Having just reviewed Wingspan, the prospect of playing another successful board game port had me champing at the bit. The game of Evolution, unsurprisingly, is a card game that revolves around the idea of competing and surviving in a habitat while simultaneously battling the prospect of extinction. The goal is to consume the most food and grow your animals’ population as your opponent tries to do the same. Unfortunately, where Wingspan’s mechanics and playability shone through in its PC port, Evolution struggles to do the same, ultimately defined by a bug-laden port with repetitive gameplay.
After a helpful tutorial, I feel like I have a solid grasp on the game. In Evolution, you draw from a singular, shared deck, against a number of players (up to 4), and try to gather the most food tokens. From the deck you draw trait cards which help determine characteristics about the animals you’ve played. For instance, you can turn your animal into a “Carnivore” by playing that card. Your animal, instead of eating food from the center, preys on other players’ animal cards and eliminates them from the board. Alternatively, you could play a trait card that helps protect your animals from carnivores such as the “Climbing” card, which forces any opposing carnivores to have the same trait applied to attack you.
In the first phase of each turn, you play trait cards into the center and turn them into food. Each card has a numerical value in the top left corner that defines how much food they add to the pool. Note that you lose this trait card permanently, so choose wisely. This is followed by a round of feeding, and, if any carnivores are played, attacking. You are then granted points based on the amount of food you consumed from the communal pile and points for successful carnivorous attacks.
I personally find balancing to be one of the most important aspects for board games, and Evolution mostly staves off these issues by having you draw from a single deck, but in 4 player matches it is nearly impossible to determine a winning strategy. For nearly every card you can play, there is an effective counter. That’s fair. This is probably preferable to the opposite situation where a counter doesn’t exist, but in big games against AI, the outcome begins to feel fairly random. When I try to play a defensive strategy and protect my flanking cards via my card in the middle, an AI inevitably gets the “Ambush” card and crushes my hopes and dreams. The next round, playing now for population growth, the AI seems to focus its carnivorous attacks solely on my animals.
It never felt like I was in a spot where I was in control of my own destiny. Instead, the game felt much like crossing my fingers each round that I would be ignored by the other players. I was a passive participant in the game.
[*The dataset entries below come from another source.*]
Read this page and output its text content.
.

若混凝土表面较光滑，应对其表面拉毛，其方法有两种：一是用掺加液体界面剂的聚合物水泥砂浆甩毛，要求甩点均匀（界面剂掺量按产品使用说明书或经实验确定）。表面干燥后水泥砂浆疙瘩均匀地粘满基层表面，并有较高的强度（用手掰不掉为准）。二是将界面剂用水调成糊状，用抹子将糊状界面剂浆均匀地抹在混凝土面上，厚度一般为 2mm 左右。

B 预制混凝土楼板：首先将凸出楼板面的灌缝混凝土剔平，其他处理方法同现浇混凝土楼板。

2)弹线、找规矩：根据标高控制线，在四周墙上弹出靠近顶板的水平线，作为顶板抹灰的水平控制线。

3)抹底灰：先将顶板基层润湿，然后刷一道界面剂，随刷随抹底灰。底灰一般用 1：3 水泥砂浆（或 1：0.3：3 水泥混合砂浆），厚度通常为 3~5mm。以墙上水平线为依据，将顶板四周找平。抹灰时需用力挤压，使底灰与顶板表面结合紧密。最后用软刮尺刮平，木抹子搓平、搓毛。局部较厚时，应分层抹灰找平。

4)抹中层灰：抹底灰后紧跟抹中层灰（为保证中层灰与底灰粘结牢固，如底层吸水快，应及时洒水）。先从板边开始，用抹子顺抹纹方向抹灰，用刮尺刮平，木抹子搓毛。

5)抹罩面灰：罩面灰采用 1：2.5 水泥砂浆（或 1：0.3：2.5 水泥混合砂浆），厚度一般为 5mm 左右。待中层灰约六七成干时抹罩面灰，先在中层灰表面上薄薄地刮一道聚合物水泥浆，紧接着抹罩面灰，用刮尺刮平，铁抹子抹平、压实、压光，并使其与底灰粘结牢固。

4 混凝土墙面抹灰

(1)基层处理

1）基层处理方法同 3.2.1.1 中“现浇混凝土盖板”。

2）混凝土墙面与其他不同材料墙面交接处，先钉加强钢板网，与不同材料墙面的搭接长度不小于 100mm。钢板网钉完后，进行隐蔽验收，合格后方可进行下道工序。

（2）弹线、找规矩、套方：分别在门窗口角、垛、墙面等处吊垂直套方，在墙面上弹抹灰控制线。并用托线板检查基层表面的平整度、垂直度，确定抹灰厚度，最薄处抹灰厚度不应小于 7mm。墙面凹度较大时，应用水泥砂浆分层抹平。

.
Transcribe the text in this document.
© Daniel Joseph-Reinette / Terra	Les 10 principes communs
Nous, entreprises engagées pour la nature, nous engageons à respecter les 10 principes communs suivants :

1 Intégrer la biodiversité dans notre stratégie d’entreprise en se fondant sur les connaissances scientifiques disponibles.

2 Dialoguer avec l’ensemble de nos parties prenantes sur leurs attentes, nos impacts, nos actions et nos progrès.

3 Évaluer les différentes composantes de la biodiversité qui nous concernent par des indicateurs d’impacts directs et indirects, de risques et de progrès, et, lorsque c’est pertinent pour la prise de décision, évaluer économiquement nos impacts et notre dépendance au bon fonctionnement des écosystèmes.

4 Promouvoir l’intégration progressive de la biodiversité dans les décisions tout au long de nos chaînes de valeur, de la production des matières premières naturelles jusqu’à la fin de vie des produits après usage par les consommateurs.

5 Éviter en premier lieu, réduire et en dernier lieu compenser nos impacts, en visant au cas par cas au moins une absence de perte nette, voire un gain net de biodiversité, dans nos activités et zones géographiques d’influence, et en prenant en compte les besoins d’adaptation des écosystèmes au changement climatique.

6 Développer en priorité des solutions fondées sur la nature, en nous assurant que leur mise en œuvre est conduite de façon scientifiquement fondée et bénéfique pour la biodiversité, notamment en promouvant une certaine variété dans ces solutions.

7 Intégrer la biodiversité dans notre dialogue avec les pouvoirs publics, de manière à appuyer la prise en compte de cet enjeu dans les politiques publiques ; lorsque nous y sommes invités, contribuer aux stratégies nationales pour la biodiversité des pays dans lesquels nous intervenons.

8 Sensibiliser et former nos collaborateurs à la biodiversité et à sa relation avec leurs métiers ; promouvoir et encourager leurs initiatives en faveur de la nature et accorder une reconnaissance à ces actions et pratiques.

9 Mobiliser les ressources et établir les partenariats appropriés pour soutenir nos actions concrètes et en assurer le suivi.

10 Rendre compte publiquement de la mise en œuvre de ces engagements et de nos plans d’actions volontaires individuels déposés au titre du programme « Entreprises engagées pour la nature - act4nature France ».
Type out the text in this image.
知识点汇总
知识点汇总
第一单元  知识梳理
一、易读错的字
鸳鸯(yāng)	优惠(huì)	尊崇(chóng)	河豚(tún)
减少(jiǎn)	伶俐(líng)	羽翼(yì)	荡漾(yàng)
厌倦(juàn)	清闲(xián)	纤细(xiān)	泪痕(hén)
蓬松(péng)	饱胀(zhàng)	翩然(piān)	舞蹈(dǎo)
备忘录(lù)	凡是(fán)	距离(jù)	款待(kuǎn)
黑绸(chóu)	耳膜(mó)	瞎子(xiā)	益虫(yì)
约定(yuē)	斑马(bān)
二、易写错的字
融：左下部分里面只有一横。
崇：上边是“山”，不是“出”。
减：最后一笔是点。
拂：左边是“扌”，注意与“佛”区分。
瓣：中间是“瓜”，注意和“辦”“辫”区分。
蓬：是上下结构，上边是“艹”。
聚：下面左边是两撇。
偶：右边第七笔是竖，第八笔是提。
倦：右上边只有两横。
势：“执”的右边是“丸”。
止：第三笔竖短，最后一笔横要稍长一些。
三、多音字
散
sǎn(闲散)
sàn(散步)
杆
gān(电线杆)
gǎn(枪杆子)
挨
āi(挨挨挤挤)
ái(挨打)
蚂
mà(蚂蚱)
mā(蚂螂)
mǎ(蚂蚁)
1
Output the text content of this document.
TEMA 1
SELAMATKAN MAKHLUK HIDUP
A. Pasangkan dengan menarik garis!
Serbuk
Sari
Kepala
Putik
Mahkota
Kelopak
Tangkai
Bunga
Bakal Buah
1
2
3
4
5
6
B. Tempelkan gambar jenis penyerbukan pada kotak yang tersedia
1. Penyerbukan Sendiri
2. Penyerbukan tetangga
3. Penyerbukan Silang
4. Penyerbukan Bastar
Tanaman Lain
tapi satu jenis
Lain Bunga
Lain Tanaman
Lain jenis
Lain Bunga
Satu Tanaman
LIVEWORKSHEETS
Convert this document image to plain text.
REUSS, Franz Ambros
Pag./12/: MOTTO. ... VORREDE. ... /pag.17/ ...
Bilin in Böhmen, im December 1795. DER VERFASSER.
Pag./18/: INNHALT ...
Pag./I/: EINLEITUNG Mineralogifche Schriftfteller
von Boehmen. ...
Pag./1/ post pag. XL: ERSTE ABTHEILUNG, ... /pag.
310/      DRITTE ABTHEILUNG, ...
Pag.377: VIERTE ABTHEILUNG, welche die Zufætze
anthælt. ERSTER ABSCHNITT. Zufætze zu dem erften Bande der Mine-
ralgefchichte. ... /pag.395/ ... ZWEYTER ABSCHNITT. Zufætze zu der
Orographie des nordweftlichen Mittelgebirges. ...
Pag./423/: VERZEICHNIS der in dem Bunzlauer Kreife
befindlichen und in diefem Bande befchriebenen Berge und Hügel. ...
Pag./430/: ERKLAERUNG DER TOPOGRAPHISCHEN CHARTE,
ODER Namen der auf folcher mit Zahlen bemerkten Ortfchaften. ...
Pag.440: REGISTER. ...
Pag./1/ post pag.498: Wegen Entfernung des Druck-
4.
Fine. That’s all well and good, maybe that’s the way that Evolution is meant to be played. Perhaps, I’m just not very good at the game. But, by the 6th or 7th game, I’m starting to feel like there is only a handful of viable strategies in a seemingly complex game. There seems to be a massive advantage to playing at least one “Carnivore,” as there aren’t many effective ways to completely defend yourself from such attacks, and they require the other player to waste trait slots on their animals without much added benefit. It’s unlikely you ever find yourself in a situation where your potential prey are all perfectly defended.
Also by this point, I’ve crashed to desktop twice. Even when entering my username after the tutorial, the game completely seizes up. For what seems to be a fairly straightforward port, Evolution is disproportionately plagued by bugs. It’s not just my experience either. Sifting through other reviews reveals this to be a fairly common occurrence. I’m not sure what’s causing the problem here. The port is fairly simple. The UI even seems downright utilitarian—reminiscent of games that come preinstalled on computers of days gone by like Minesweeper or Full Tilt! Pinball.
For me, by the time I encounter my third bug, my time in Evolution has come to an end. With my interest already waning, these glitches are the final nail in the coffin. To be fair, I can imagine there are plenty of people out there who might love this game, but I can’t recommend it over the other quality board game ports that are available. Once the small issues are ironed out, Evolution could fill-in a niche spot for board game fanatics, but as it is even diehard fans would be hard pressed to ignore the problems.